Question for cyclists / bike commuters: How worried are you about frost & ice? I love cycling to work, and have fairly fat tires on my mid-tail cargo bike (not electric… just slow). But I’ve fallen and broken a bone once on black ice (plus once on wet leaves when I stupidly took a corner way too fast).

Maybe I’m just clumsy, because I see plenty of cyclists out there. Vancouver frost might be particularly wet and slippery? Or am I being too cautious?

Any tips or ideas?

#cycling
#bikingtowork

@gwerker Studs help alot but aren't needed every day. I have a winter beater with studs for when the ice gets to be too much. Partly you also kinda have to become an expert on ice in all its different forms which just takes experience.
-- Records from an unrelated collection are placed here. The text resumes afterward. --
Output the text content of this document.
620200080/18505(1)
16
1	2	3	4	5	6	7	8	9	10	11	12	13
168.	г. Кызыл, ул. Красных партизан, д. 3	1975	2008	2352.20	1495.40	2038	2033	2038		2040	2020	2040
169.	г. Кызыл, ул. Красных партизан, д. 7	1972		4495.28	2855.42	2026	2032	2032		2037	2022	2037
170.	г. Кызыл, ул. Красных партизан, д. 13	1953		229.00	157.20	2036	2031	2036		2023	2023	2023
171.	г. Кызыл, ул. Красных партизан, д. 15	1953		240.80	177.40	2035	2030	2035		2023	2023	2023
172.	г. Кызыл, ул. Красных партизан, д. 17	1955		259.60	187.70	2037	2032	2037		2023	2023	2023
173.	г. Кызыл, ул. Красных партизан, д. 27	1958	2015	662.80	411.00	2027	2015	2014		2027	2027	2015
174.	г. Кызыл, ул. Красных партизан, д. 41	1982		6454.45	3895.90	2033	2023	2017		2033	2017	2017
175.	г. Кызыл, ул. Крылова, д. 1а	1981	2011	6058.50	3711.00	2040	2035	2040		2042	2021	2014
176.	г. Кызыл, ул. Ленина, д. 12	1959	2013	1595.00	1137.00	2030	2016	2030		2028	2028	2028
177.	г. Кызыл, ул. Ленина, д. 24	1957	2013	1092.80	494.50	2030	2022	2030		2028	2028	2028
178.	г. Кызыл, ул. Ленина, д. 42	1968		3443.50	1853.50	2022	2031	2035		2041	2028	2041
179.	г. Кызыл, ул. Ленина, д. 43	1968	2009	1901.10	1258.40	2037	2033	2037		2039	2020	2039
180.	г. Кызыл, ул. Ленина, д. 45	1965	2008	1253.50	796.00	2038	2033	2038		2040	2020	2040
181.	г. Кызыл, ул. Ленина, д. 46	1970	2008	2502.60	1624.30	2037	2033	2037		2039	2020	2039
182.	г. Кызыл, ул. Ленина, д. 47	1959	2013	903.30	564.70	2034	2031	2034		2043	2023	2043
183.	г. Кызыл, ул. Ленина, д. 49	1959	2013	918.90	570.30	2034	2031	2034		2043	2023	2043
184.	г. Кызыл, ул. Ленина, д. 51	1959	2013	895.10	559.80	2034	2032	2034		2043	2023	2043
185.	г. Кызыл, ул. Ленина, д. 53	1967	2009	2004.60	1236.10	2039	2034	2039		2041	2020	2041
Best advice: when icy, don't try to stop or turn.
@danmarstp I've thought about putting together a winter beater with studs. Does it wear out the studs to ride on bare pavement, e.g., if my 6km ride only has a couple icy patches and the rest is dry pavement?
@gwerker @danmarstp Good studs are made of tungsten carbide and will last very well on pavement. I've been using Schwalbe Marathon Winter tires for years and haven't had issues with studs directly, but my first to were the cheapest model and studs pierced though causing flats (I've been reassured by mechanics that they have never seen that and it must have been a bad batch, nevertheless I replaced them with the highest quality now, Winter Plus, but haven't worn them as much yet.
@gwerker @danmarstp You can also buy spares Schwalbe studs and replace them if you lose some. Sometimes the rubber around gets damaged and studs will not hold well in place but as long as you have about two third of your studs you should be perfectly fine. I've rode with less than that on the cheap/bad ones as my issues was the rubber underneath, not on top...
@dermoth @danmarstp Super useful, thanks. I am going to look into this.